As Victoria reckons with a resurgence of the virus, Professor Kurrle believes aged care providers need to focus on ensuring staffing is “consistent”.
When carers are familiar with their residents, she says, they are better positioned to identify when there is a behavioural change that may be due to an underlying issue, like a sore throat.
“I think that’s something that’s going to come out of this pandemic, stop sharing staff across these facilities because it’s not just bad for COVID, it’s bad for residents.”

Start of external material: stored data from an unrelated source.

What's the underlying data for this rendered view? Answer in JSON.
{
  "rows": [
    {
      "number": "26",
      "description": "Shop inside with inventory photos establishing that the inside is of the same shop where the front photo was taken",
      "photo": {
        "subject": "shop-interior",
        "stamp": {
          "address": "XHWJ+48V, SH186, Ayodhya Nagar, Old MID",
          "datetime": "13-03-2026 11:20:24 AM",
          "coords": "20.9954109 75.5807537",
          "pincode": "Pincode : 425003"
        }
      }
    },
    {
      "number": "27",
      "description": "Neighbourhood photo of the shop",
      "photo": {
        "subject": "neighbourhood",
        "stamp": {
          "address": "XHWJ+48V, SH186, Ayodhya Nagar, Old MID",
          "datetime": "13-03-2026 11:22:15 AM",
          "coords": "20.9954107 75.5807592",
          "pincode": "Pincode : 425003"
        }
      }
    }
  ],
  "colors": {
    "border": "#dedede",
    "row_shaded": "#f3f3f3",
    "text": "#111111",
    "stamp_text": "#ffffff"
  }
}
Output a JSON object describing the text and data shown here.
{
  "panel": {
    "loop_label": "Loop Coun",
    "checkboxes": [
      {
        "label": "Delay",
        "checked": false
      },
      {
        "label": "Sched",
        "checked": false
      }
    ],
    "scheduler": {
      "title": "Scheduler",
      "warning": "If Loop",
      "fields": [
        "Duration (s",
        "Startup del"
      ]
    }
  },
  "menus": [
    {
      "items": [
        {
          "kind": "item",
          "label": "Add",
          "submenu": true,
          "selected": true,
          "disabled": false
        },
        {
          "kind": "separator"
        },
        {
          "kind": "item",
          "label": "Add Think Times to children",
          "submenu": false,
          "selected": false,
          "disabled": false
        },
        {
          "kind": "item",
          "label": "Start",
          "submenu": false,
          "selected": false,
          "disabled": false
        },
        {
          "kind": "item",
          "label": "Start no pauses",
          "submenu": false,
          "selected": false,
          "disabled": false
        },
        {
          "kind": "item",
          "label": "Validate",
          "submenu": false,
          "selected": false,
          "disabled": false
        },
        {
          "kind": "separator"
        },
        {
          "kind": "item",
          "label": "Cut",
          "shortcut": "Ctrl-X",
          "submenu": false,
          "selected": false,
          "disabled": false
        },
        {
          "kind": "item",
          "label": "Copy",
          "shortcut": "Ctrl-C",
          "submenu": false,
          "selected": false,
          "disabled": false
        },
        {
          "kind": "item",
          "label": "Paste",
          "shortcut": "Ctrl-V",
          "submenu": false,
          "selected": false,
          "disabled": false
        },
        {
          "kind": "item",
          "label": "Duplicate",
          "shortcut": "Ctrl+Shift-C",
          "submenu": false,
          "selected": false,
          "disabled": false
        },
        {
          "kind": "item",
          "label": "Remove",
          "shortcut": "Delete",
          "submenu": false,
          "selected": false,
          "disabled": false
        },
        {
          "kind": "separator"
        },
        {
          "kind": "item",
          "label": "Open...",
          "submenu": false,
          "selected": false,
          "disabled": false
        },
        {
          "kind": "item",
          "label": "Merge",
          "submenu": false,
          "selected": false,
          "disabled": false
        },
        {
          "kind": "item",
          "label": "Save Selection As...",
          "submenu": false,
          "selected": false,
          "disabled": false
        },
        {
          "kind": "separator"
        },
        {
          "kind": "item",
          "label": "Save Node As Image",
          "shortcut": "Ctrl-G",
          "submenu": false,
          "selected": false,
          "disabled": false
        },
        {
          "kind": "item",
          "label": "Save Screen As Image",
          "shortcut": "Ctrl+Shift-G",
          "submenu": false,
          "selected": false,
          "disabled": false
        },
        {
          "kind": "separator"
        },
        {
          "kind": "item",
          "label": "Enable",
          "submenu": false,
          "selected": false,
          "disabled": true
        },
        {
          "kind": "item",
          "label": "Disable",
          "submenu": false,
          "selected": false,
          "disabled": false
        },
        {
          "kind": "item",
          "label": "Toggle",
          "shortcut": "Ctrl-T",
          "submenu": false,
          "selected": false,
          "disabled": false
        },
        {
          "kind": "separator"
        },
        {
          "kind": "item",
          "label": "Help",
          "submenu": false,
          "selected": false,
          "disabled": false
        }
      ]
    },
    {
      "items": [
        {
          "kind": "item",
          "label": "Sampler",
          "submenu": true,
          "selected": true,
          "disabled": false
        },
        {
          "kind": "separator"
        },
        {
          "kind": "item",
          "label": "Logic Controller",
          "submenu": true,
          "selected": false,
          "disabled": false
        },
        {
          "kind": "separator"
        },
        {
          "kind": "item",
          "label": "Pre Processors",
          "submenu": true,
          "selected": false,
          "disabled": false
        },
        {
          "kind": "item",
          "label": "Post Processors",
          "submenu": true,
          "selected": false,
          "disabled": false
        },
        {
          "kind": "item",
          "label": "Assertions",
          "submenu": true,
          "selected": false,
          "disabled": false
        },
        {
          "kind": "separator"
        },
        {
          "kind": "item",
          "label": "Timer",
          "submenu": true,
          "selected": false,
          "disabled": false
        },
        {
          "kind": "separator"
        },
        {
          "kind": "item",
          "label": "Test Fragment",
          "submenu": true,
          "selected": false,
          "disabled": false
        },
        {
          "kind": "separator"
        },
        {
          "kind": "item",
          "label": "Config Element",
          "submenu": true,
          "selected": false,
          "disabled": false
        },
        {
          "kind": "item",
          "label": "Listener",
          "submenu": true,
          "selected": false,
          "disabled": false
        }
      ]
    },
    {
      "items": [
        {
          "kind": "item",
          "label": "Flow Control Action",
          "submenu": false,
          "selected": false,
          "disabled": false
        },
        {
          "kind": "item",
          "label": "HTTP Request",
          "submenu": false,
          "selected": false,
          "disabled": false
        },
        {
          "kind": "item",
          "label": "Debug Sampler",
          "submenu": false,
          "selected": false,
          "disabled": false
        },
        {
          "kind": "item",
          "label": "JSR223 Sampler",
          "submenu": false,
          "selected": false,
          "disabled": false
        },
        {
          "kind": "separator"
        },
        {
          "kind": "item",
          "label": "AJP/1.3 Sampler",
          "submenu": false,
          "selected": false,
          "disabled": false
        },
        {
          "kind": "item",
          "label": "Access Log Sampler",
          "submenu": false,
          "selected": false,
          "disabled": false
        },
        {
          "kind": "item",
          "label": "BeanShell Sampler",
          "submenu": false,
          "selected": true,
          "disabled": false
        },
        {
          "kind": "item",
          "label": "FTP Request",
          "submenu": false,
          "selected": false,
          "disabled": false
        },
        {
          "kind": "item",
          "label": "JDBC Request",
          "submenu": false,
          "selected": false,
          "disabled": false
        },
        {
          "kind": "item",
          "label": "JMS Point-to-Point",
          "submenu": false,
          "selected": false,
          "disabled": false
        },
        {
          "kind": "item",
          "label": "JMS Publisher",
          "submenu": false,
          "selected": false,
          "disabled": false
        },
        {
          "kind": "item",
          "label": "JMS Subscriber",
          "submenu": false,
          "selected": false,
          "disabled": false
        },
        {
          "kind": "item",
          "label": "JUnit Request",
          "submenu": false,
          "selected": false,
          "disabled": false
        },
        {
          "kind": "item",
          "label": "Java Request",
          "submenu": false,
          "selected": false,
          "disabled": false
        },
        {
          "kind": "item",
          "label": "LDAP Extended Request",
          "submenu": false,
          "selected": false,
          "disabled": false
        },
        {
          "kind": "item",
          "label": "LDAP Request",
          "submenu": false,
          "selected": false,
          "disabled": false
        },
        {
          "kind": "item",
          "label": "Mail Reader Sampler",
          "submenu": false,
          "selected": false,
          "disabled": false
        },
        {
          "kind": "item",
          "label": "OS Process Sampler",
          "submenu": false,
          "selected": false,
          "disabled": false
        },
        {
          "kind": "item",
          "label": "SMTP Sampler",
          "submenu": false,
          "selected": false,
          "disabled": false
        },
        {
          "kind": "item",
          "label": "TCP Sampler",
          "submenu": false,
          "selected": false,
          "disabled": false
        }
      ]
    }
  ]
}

Rachel says this has been a concern for her and her dad.
She puts it bluntly: “I don’t like the casualisation of the workforce.
“And if they could attend to peoples’ financial needs a little better they would maybe have better trained staff.”
What role should families play in all of this?
Professor Kurrle believes it’s imperative relatives keep abreast of any changes in behaviour, and maintain a sense of normality where possible.
“I make sure when I go [to visit my mum] that I always take [her] for a walk and speak to the staff and say, ‘What do you want me to do? Do you want me to get her a cup of tea?'” she says.
“I think there’s a big role for family, we use them in hospitals regularly with people who are acutely confused [and] it’s very, very effective.
“It’s how we do that in residential care and stay within the rules that is a little harder, and I think that’s something [providers] are dealing with.”
It’s a sentiment echoed by Maree McCabe, the CEO of Dementia Australia.
Above all, loved ones must abide by coronavirus guidelines, she says, and in some cases, that means they may be unable to physically visit — as has happened to Rachel.
But Ms McCabe believes maintaining a sense of connection will be more important than ever as the pandemic continues.
“One of the things about dementia is stimulus is a sensitive balance,” Ms McCabe says.
“Too much is disruptive and too little can exacerbate cognitive impairment, and when that happens they’re not skills people with dementia can get back.
“So making sure that they have contact with family and loved ones is really important, and if they’re not able to visit, [do it] over the phone.”
Waiting for the director to say ‘cut’
One of the last times Rachel saw her father, the pair went over his end-of-life plan together.
“He said he doesn’t want to be alone when he dies. He wants his family there. And it just spoke volumes about how he didn’t want to be alone, ever,” Rachel says.
Edmund’s care home is currently monitoring his blood pressure due to concerning, unexplained bleeding.
He may need to go to hospital.
But Edmund is adamant he doesn’t want to; he is afraid of being isolated even more than he already is.
“I feel like I’m trapped,” Rachel says.
“I feel like I’m waiting for the director to say, ‘Cut.’
“It’s just a nightmare. Sometimes you’re coping … and other times you just don’t cope.”
*Names have been changed to protect privacy.